For over three decades I have been entertaining people, and have never given much thought to the volunteer assigned to help me while I’m entertaining. Yes, it is great to have somebody stand at the end of the line to assist in closing the line, but other than that, I never much thought about it. Until this past weekend, when my view of volunteers changed.
As I entered the event with my contact, we passed a group of high school students working the event in exchange for community service time, which is needed at most schools for the kids to graduate nowadays.
I was asked, “Which one do you want?” I looked and saw a boy, about 16, with a big smile on his face and I said, “he’ll do”. Now, I have had my share of high school volunteers, and most are little to no help, but this guy, Ellis, was the best of the best.

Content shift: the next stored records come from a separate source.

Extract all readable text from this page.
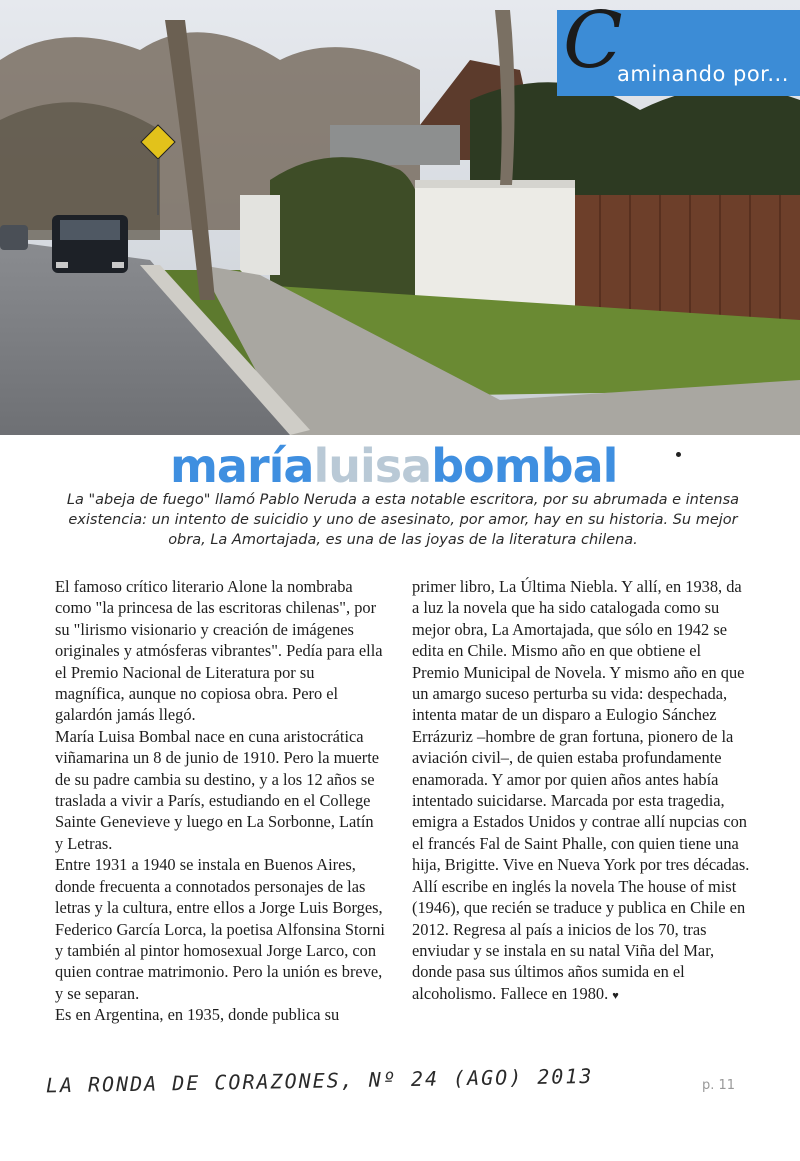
C
aminando por...
maríaluisabombal
La "abeja de fuego" llamó Pablo Neruda a esta notable escritora, por su abrumada e intensa existencia: un intento de suicidio y uno de asesinato, por amor, hay en su historia. Su mejor obra, La Amortajada, es una de las joyas de la literatura chilena.

El famoso crítico literario Alone la nombraba como "la princesa de las escritoras chilenas", por su "lirismo visionario y creación de imágenes originales y atmósferas vibrantes". Pedía para ella el Premio Nacional de Literatura por su magnífica, aunque no copiosa obra. Pero el galardón jamás llegó.

María Luisa Bombal nace en cuna aristocrática viñamarina un 8 de junio de 1910. Pero la muerte de su padre cambia su destino, y a los 12 años se traslada a vivir a París, estudiando en el College Sainte Genevieve y luego en La Sorbonne, Latín y Letras.

Entre 1931 a 1940 se instala en Buenos Aires, donde frecuenta a connotados personajes de las letras y la cultura, entre ellos a Jorge Luis Borges, Federico García Lorca, la poetisa Alfonsina Storni y también al pintor homosexual Jorge Larco, con quien contrae matrimonio. Pero la unión es breve, y se separan.

Es en Argentina, en 1935, donde publica su

primer libro, La Última Niebla. Y allí, en 1938, da a luz la novela que ha sido catalogada como su mejor obra, La Amortajada, que sólo en 1942 se edita en Chile. Mismo año en que obtiene el Premio Municipal de Novela. Y mismo año en que un amargo suceso perturba su vida: despechada, intenta matar de un disparo a Eulogio Sánchez Errázuriz –hombre de gran fortuna, pionero de la aviación civil–, de quien estaba profundamente enamorada. Y amor por quien años antes había intentado suicidarse. Marcada por esta tragedia, emigra a Estados Unidos y contrae allí nupcias con el francés Fal de Saint Phalle, con quien tiene una hija, Brigitte. Vive en Nueva York por tres décadas. Allí escribe en inglés la novela The house of mist (1946), que recién se traduce y publica en Chile en 2012. Regresa al país a inicios de los 70, tras enviudar y se instala en su natal Viña del Mar, donde pasa sus últimos años sumida en el alcoholismo. Fallece en 1980. ♥

LA RONDA DE CORAZONES, Nº 24 (AGO) 2013	p. 11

I explained to Ellis that the job was not difficult, until the end when we have to close the line down. Ellis was a National Honor Roll candidate and has already exceeded his community service requirement by some 46 hours.
At this event, I want some pictures, so I handed Ellis my camera. As one mother pointed out, I should have given him my cell phone, as he could probably work that faster. Nevertheless, in minutes, Ellis was snapping pictures; in fact, he was taking video recordings, and posing people to get better shots. I think he learned quickly that kids do not hold still very long for pictures.
After several pictures Ellis wants to know if he should pass out business cards to the parents waiting in line. “WOW”, here is a kid who has business savvy, I thought. “Yes, please.” I gave Ellis 100 cards and he not only passed those out, but requested more.
When the day was done, Ellis and I parted. I praised Ellis and his work ethic to all who would listen, because he was the best volunteer I had ever had in 30+ years of entertaining. However, my experience with Ellis has taught me a lesson… I should use volunteers better to my advantage.
Eight duties I am going to request of my volunteers in the future.
- Line control – the key reason they are assigned is to help shut down the line.
- Distribute business cards to parents – the best way to acquire new clients.
- Photographer/Videographer – Kids nowadays take 1,000’s of pics – all we need is one or two good ones.
- Answer questions – Many times people in line have a question. It’s better to assist early rather than late.
- Errand boy – There are times you need water, food, or supplies. Ask the volunteer to get what you need.
- Setup and breakdown – Having extra eyes to ensure things are not lost, stolen or left behind will help tremendously.
- Secondary support – When problems do occur, having extra eyes, ears, and a second opinion helps when conflict erupts and the client wants to know what occurred.
- Intelligence gathering – Sometimes at an event you see a company who you may want to know more about or would like to do business with, but you’re too busy entertaining to check it out. Ask the volunteer to grab a business card, or to pass on your business card to said business.